Developer messaging can be confusing, as most people think it’s about text messages. In this context, messaging refers to how you present your products to developers or developer communities. It involves the message you pass, how you pass it, the format used, and where and when it is passed.
In this article, we’ll learn about developer messaging, key factors of developer messaging, and basic developer messaging framework and how all these help you in your developer marketing efforts.
Let’s learn!
What is messaging to developers?
Developer messaging is a strategic communication of information to engage, inform, and support a developer community. As a developer marketer, you can message or engage in messaging developers through advertising, tweets, LinkedIn posts, articles, hackathons, or tech events.
Also, there is a messaging concept in the developer experience to improve developers’ interactions with the product. Just understand that whenever a developer interacts with a product, there is messaging involved.

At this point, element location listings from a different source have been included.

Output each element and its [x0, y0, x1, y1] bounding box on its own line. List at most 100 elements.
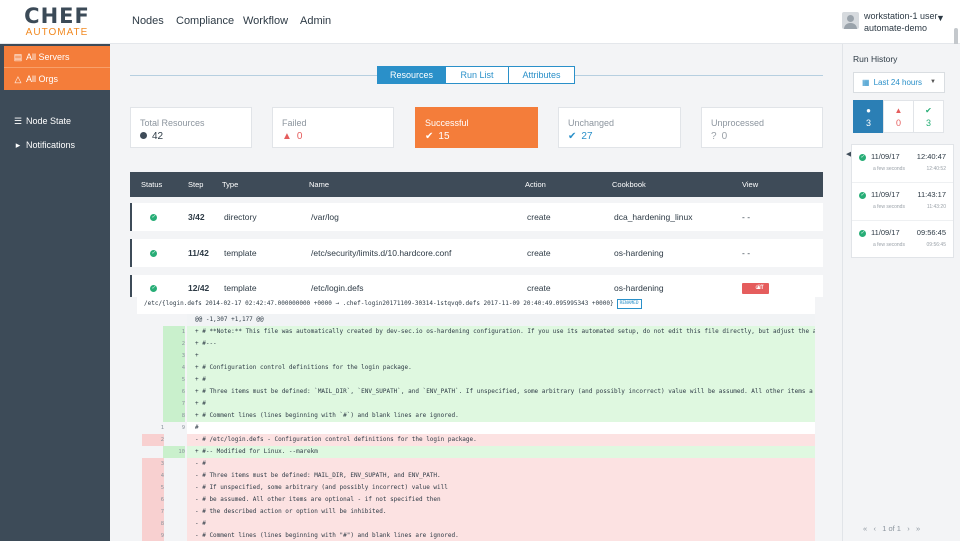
diff-line-del: 6 - # be assumed. All other items are opt…	[137, 494, 815, 506]
old-line-number: 8	[142, 518, 164, 530]
diff-line-text: - # Comment lines (lines beginning with …	[195, 532, 459, 539]
table-row-expanded[interactable]: ✓ 12/42 template /etc/login.defs create …	[130, 275, 823, 297]
diff-file-header: /etc/{login.defs 2014-02-17 02:42:47.000…	[137, 296, 815, 314]
diff-line-bg	[187, 518, 815, 530]
card-unprocessed[interactable]: Unprocessed ? 0	[701, 107, 823, 148]
new-line-number: 4	[163, 362, 185, 374]
run-time: 09:56:45	[916, 228, 946, 237]
tab-attributes[interactable]: Attributes	[508, 66, 575, 84]
diff-line-del: 2 - # /etc/login.defs - Configuration con…	[137, 434, 815, 446]
diff-view: @@ -1,307 +1,177 @@ 1 + # **Note:** This f…	[137, 314, 815, 541]
col-step: Step	[188, 180, 204, 189]
card-failed[interactable]: Failed ▲ 0	[272, 107, 394, 148]
diff-line-add: 4 + # Configuration control definitions f…	[137, 362, 815, 374]
time-range-select[interactable]: ▦ Last 24 hours ▼	[853, 72, 945, 93]
filter-all-runs[interactable]: ● 3	[853, 100, 884, 133]
nav-workflow[interactable]: Workflow	[243, 15, 288, 27]
page-indicator: 1 of 1	[882, 524, 901, 533]
diff-line-text: - # Three items must be defined: MAIL_DI…	[195, 472, 441, 479]
run-item[interactable]: ✓ 11/09/17 11:43:17 a few seconds 11:43:…	[852, 183, 953, 221]
diff-line-text: + #---	[195, 340, 217, 347]
diff-line-text: + #	[195, 376, 206, 383]
diff-line-bg	[187, 374, 815, 386]
sidebar-item-node-state[interactable]: ☰ Node State	[4, 110, 110, 132]
diff-line-add: 6 + # Three items must be defined: `MAIL_…	[137, 386, 815, 398]
new-line-number: 1	[163, 326, 185, 338]
run-date: 11/09/17	[871, 190, 900, 199]
run-time: 12:40:47	[916, 152, 946, 161]
run-ago: a few seconds	[873, 242, 905, 248]
tab-resources[interactable]: Resources	[377, 66, 446, 84]
card-successful[interactable]: Successful ✔ 15	[415, 107, 538, 148]
card-title: Successful	[425, 118, 469, 128]
warning-icon: ▲	[894, 106, 903, 115]
card-value: 0	[296, 131, 303, 142]
col-type: Type	[222, 180, 239, 189]
diff-line-text: + #-- Modified for Linux. --marekm	[195, 448, 318, 455]
check-circle-icon: ✔	[568, 131, 577, 142]
user-name: workstation-1 user	[864, 11, 938, 21]
diff-line-text: #	[195, 424, 199, 431]
prev-page-icon[interactable]: ‹	[873, 524, 876, 533]
diff-line-bg	[187, 458, 815, 470]
sidebar-item-all-servers[interactable]: ▤ All Servers	[4, 46, 110, 68]
first-page-icon[interactable]: «	[863, 524, 867, 533]
run-item[interactable]: ✓ 11/09/17 12:40:47 a few seconds 12:40:…	[852, 145, 953, 183]
table-row[interactable]: ✓ 11/42 template /etc/security/limits.d/…	[130, 239, 823, 267]
filter-successful-runs[interactable]: ✔ 3	[913, 100, 944, 133]
top-bar: CHEF AUTOMATE Nodes Compliance Workflow …	[0, 0, 960, 44]
new-line-number: 6	[163, 386, 185, 398]
diff-line-del: 3 - #	[137, 458, 815, 470]
old-line-number: 5	[142, 482, 164, 494]
nav-nodes[interactable]: Nodes	[132, 15, 164, 27]
col-cookbook: Cookbook	[612, 180, 646, 189]
sidebar-item-notifications[interactable]: ▸ Notifications	[4, 134, 110, 156]
user-menu[interactable]: workstation-1 user automate-demo ▼	[842, 11, 960, 33]
megaphone-icon: ▸	[15, 140, 21, 150]
row-view: - -	[742, 212, 751, 222]
card-unchanged[interactable]: Unchanged ✔ 27	[558, 107, 681, 148]
card-title: Failed	[282, 118, 307, 128]
diff-line-text: @@ -1,307 +1,177 @@	[195, 316, 264, 323]
col-action: Action	[525, 180, 546, 189]
diff-line-text: + #	[195, 400, 206, 407]
card-title: Unchanged	[568, 118, 615, 128]
check-circle-icon: ✓	[150, 214, 157, 222]
diff-line-text: - # /etc/login.defs - Configuration cont…	[195, 436, 477, 443]
new-line-number: 3	[163, 350, 185, 362]
tab-run-list[interactable]: Run List	[445, 66, 509, 84]
diff-line-add: 2 + #---	[137, 338, 815, 350]
diff-toggle-button[interactable]: diff ▲	[742, 283, 769, 294]
chevron-down-icon[interactable]: ▼	[936, 13, 945, 23]
sidebar-item-all-orgs[interactable]: △ All Orgs	[4, 68, 110, 90]
nav-compliance[interactable]: Compliance	[176, 15, 234, 27]
old-line-number: 2	[142, 434, 164, 446]
last-page-icon[interactable]: »	[916, 524, 920, 533]
card-value: 42	[152, 131, 164, 142]
diff-line-text: - # the described action or option will …	[195, 508, 387, 515]
diff-line-text: +	[195, 352, 199, 359]
question-icon: ?	[711, 131, 717, 142]
sidebar-item-label: Node State	[26, 116, 72, 126]
list-icon: ☰	[13, 116, 23, 126]
next-page-icon[interactable]: ›	[907, 524, 910, 533]
diff-line-add: 10 + #-- Modified for Linux. --marekm	[137, 446, 815, 458]
check-circle-icon: ✓	[150, 250, 157, 258]
card-title: Unprocessed	[711, 118, 765, 128]
filter-failed-runs[interactable]: ▲ 0	[883, 100, 914, 133]
table-row[interactable]: ✓ 3/42 directory /var/log create dca_har…	[130, 203, 823, 231]
chef-automate-logo[interactable]: CHEF AUTOMATE	[22, 6, 92, 39]
nav-admin[interactable]: Admin	[300, 15, 331, 27]
old-line-number: 1	[160, 425, 164, 431]
check-circle-icon: ✓	[859, 153, 866, 161]
run-end-time: 09:56:45	[926, 242, 946, 248]
dot-icon	[140, 132, 147, 139]
stat-value: 3	[925, 118, 931, 128]
diff-line-bg	[187, 422, 815, 434]
old-line-number: 6	[142, 494, 164, 506]
run-item[interactable]: ✓ 11/09/17 09:56:45 a few seconds 09:56:…	[852, 221, 953, 259]
new-line-number: 9	[181, 425, 185, 431]
card-total-resources[interactable]: Total Resources 42	[130, 107, 252, 148]
time-range-value: Last 24 hours	[873, 78, 923, 87]
new-line-number: 5	[163, 374, 185, 386]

Key Factors of Developer Messaging
Messaging to developers differs from messaging in traditional marketing because they are a tougher shell to crack. Some key factors to note when it comes to developer messaging are:
Ensure It Relates to the Developer Audience
Taking a developer-friendly approach is always more practical because developers hate being marketed to and want to understand quickly if the product fits their needs. When drafting a message for this audience, ensure it answers these questions:
- What product is offered?
- What does the product do?
- How does it improve their workflow?
- Why they should use it?
- Why should they use the offered product over competitors?

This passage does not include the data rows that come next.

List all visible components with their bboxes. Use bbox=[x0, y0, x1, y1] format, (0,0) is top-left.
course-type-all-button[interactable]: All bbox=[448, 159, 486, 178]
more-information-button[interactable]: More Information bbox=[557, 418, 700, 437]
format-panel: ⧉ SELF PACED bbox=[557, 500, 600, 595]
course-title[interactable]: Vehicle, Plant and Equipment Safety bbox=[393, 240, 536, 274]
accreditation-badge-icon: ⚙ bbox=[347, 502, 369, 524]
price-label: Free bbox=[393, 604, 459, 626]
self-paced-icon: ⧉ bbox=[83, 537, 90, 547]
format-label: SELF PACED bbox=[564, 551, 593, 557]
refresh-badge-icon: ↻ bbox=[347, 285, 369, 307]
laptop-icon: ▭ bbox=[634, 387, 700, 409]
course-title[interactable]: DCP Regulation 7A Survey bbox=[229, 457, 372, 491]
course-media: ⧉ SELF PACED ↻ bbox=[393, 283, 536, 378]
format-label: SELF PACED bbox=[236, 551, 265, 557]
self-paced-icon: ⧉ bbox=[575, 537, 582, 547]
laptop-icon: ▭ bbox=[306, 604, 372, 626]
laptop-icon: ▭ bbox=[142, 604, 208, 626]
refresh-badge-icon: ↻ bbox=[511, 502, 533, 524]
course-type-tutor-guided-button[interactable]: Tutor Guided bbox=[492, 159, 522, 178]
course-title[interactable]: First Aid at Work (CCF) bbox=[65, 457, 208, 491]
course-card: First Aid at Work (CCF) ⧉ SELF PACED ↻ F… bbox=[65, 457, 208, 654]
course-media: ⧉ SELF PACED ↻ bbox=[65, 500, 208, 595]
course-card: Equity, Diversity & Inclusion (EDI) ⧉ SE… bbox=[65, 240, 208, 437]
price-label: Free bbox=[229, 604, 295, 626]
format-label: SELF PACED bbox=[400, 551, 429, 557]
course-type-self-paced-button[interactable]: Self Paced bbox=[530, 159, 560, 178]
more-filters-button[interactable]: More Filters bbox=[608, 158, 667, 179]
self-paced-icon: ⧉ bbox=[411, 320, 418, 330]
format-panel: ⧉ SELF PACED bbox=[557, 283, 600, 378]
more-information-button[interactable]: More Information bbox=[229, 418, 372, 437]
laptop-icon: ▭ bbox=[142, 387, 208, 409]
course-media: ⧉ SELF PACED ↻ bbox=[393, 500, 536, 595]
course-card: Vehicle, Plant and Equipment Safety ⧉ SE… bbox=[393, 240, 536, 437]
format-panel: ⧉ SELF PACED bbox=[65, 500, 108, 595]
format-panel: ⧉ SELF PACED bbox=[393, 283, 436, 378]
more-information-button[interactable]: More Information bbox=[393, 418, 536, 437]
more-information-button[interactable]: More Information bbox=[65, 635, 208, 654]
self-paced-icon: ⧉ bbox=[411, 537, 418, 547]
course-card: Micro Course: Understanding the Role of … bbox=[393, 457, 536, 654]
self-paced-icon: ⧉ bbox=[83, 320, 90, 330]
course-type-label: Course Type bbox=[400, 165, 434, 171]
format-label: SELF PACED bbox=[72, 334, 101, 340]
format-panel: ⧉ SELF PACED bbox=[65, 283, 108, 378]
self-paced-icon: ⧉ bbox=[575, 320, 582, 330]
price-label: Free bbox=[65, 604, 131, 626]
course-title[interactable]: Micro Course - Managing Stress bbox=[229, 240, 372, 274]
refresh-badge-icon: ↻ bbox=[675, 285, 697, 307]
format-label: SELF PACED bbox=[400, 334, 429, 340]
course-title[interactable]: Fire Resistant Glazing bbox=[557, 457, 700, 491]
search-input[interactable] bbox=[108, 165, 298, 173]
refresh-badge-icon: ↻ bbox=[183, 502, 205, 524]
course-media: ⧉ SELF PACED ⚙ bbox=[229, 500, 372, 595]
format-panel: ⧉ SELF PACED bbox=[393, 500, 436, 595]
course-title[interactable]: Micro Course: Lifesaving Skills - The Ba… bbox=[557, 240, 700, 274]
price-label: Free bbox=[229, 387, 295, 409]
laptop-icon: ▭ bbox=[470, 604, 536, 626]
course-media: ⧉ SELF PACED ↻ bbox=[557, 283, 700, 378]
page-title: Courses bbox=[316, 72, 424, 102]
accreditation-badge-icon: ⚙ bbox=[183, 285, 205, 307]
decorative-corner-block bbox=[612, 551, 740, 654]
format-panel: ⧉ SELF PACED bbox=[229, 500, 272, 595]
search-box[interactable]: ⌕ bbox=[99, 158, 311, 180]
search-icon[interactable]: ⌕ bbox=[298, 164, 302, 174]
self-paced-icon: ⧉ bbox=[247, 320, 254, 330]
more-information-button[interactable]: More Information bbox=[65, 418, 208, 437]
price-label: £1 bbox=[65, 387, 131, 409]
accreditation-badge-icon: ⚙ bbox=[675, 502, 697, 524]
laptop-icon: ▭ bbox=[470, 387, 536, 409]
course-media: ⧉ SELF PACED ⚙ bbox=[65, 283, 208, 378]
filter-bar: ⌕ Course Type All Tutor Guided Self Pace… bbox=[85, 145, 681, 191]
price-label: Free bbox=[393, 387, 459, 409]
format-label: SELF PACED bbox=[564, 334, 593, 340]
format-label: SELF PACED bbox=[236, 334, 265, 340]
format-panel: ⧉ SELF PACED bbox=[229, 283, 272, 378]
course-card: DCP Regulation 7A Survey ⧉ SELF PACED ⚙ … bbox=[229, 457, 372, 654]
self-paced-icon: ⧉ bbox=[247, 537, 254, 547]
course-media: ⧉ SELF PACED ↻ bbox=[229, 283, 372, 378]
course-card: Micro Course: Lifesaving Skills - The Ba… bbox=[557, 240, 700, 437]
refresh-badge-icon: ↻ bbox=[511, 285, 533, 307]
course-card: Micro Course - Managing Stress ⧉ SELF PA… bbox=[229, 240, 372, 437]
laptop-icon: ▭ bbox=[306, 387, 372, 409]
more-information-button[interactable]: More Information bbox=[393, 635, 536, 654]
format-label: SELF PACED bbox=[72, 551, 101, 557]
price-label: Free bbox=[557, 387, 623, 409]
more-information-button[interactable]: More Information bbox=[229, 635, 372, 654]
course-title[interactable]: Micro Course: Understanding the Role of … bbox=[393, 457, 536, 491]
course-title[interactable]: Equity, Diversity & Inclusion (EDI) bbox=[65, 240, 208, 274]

Answering these questions would improve the way you craft developer messaging.
Identify Your Right Tone and Voice
It’s important to note that identifying your voice and tone and being consistent with them are important, as they help your audience become conversant. While identifying this, ensure it resonates with your developer persona and that you are comfortable with it.
Research shows developers tend to be comfortable with tones or voices with a personal touch and less of a corporate feel. This should help you craft a better tone and voice. Developers tend to acknowledge messages they feel they connect with or to.
Build Trust
To build trust amongst developers, you need to be open and transparent about your product and company. Most companies launch a beta version first to get feedback from the community. While that is their main goal, they could use this approach to build trust by pushing out a flawed product and reducing expectations rather than launching a product and setting unrealistic expectations, leading to unending issues or bugs and falling short of the product’s claims.

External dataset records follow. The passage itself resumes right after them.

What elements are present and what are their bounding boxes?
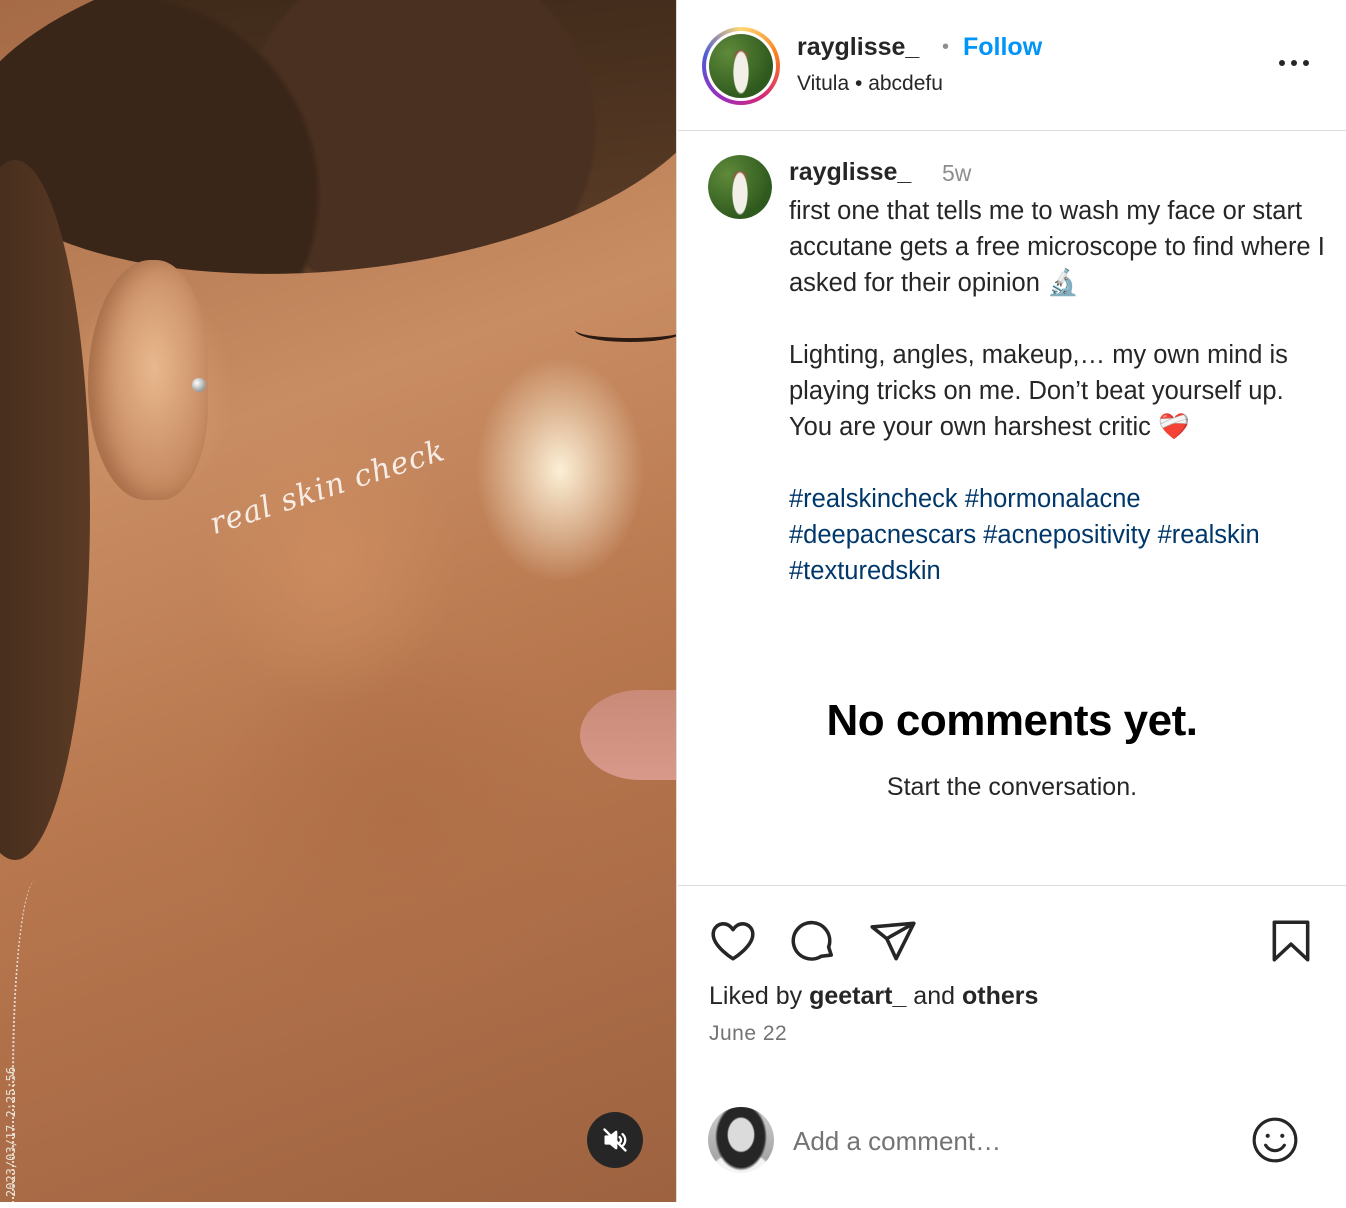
bookmark-icon: [1272, 920, 1310, 962]
smiley-face-icon: [1252, 1117, 1298, 1163]
caption-paragraph-2: Lighting, angles, makeup,… my own mind i…: [789, 341, 1288, 441]
caption-username[interactable]: rayglisse_: [789, 158, 911, 187]
media-ear: [88, 260, 208, 500]
share-button[interactable]: [868, 916, 918, 966]
liked-by-user-link[interactable]: geetart_: [809, 982, 906, 1010]
post-actions: Liked by geetart_ and others June 22: [678, 885, 1346, 1085]
caption-author-avatar[interactable]: [708, 155, 772, 219]
heart-icon: [711, 922, 755, 961]
post-date[interactable]: June 22: [709, 1022, 787, 1046]
no-comments-title: No comments yet.: [826, 696, 1198, 745]
media-hair-side: [0, 160, 90, 860]
likes-summary: Liked by geetart_ and others: [709, 982, 1038, 1011]
post-media[interactable]: real skin check 2023/03/17 2:25:56: [0, 0, 677, 1202]
caption-age[interactable]: 5w: [942, 160, 971, 187]
caption-avatar-image: [708, 155, 772, 219]
comment-bubble-icon: [791, 920, 833, 961]
hashtag-link[interactable]: #realskin: [1158, 521, 1260, 549]
hashtag-link[interactable]: #texturedskin: [789, 557, 941, 585]
caption-text: first one that tells me to wash my face …: [789, 193, 1329, 589]
comment-button[interactable]: [788, 916, 838, 966]
header-separator: •: [942, 36, 950, 58]
author-username[interactable]: rayglisse_: [797, 33, 919, 62]
follow-button[interactable]: Follow: [963, 33, 1042, 62]
comment-input[interactable]: [793, 1123, 1233, 1159]
header-subline: Vitula • abcdefu: [797, 72, 943, 96]
post-details-panel: rayglisse_ • Follow Vitula • abcdefu ray…: [678, 0, 1346, 1202]
audio-link[interactable]: abcdefu: [868, 72, 943, 95]
paper-plane-icon: [870, 921, 916, 961]
likes-connector: and: [913, 982, 956, 1010]
caption-hashtags: #realskincheck #hormonalacne #deepacnesc…: [789, 481, 1329, 589]
post-header: rayglisse_ • Follow Vitula • abcdefu: [678, 0, 1346, 131]
media-lips: [580, 690, 676, 780]
subline-separator: •: [855, 72, 863, 95]
save-button[interactable]: [1266, 916, 1316, 966]
likes-others-link[interactable]: others: [962, 982, 1038, 1010]
media-necklace: [12, 880, 52, 1202]
media-timestamp: 2023/03/17 2:25:56: [4, 1066, 18, 1197]
hashtag-link[interactable]: #realskincheck: [789, 485, 958, 513]
media-hair: [0, 0, 676, 309]
like-button[interactable]: [708, 916, 758, 966]
caption-paragraph-1: first one that tells me to wash my face …: [789, 197, 1325, 297]
speaker-muted-icon: [603, 1128, 627, 1152]
media-eye: [575, 318, 676, 342]
author-avatar: [709, 34, 773, 98]
hashtag-link[interactable]: #acnepositivity: [983, 521, 1150, 549]
more-options-button[interactable]: [1274, 48, 1314, 78]
hashtag-link[interactable]: #deepacnescars: [789, 521, 976, 549]
current-user-avatar: [708, 1107, 774, 1173]
mute-button[interactable]: [587, 1112, 643, 1168]
emoji-picker-button[interactable]: [1250, 1115, 1300, 1165]
hashtag-link[interactable]: #hormonalacne: [965, 485, 1141, 513]
likes-prefix: Liked by: [709, 982, 803, 1010]
location-link[interactable]: Vitula: [797, 72, 849, 95]
author-avatar-story-ring[interactable]: [702, 27, 780, 105]
add-comment-bar: [678, 1085, 1346, 1202]
no-comments-subtitle: Start the conversation.: [886, 773, 1138, 801]
more-options-icon: [1279, 60, 1309, 66]
media-overlay-text: real skin check: [205, 433, 450, 542]
media-earring: [192, 378, 206, 392]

Another way to build Trust is to help developers as they use your product. Suppose a product has a community and a developer relations team ready to help. In that case, developers tend to trust and rely on the product more (and they may decide to advocate within their network). You can decide to help outside the product; for instance, if a developer in the community is having issues using a framework (not related to the product), you can share resources or hop on a call and resolve that with them. This also helps build deeper trust.
The Basic developer messaging framework
Crafting a developer messaging framework is key after understanding the factors of developer messaging and your developer personas. This framework is here to guide or act as a roadmap to ensure the messages do resonate with your target developer.
Consider the following to tailor your messaging to address your target’s challenges and motivation and engage with the product.
- Know who your developers are and identify their expertise and problems.
- Avoid jargon or complex technical terms in your message; it should be clear and brief.
- Provide clear instructions on what developers should do after engaging with your product; make it actionable!
- Actively seek feedback to improve your messaging.
- Be consistent and transparent in your messaging.
- Provide resources or access to assist the developers get the most out of the product.
An example of developer messaging using the framework mentioned above could be, “Easily manage your deployments with X. Start by integrating it with your CI/CD pipeline in just a few steps.” or “Reduce latency on your frontend applications using our library. Get started now with our quick start guide”
These messages identify the product’s target developers and also give an idea of what the product offers using actionable means.
Conclusion
To sum up, developer messaging is important to get the developer audience to understand and use your products. This goes beyond your average marketing efforts as it needs to fit the developer’s tone, answer their questions, and let them decide if they need to use the tool or not. Also, developer messaging can improve the developer experience of a product.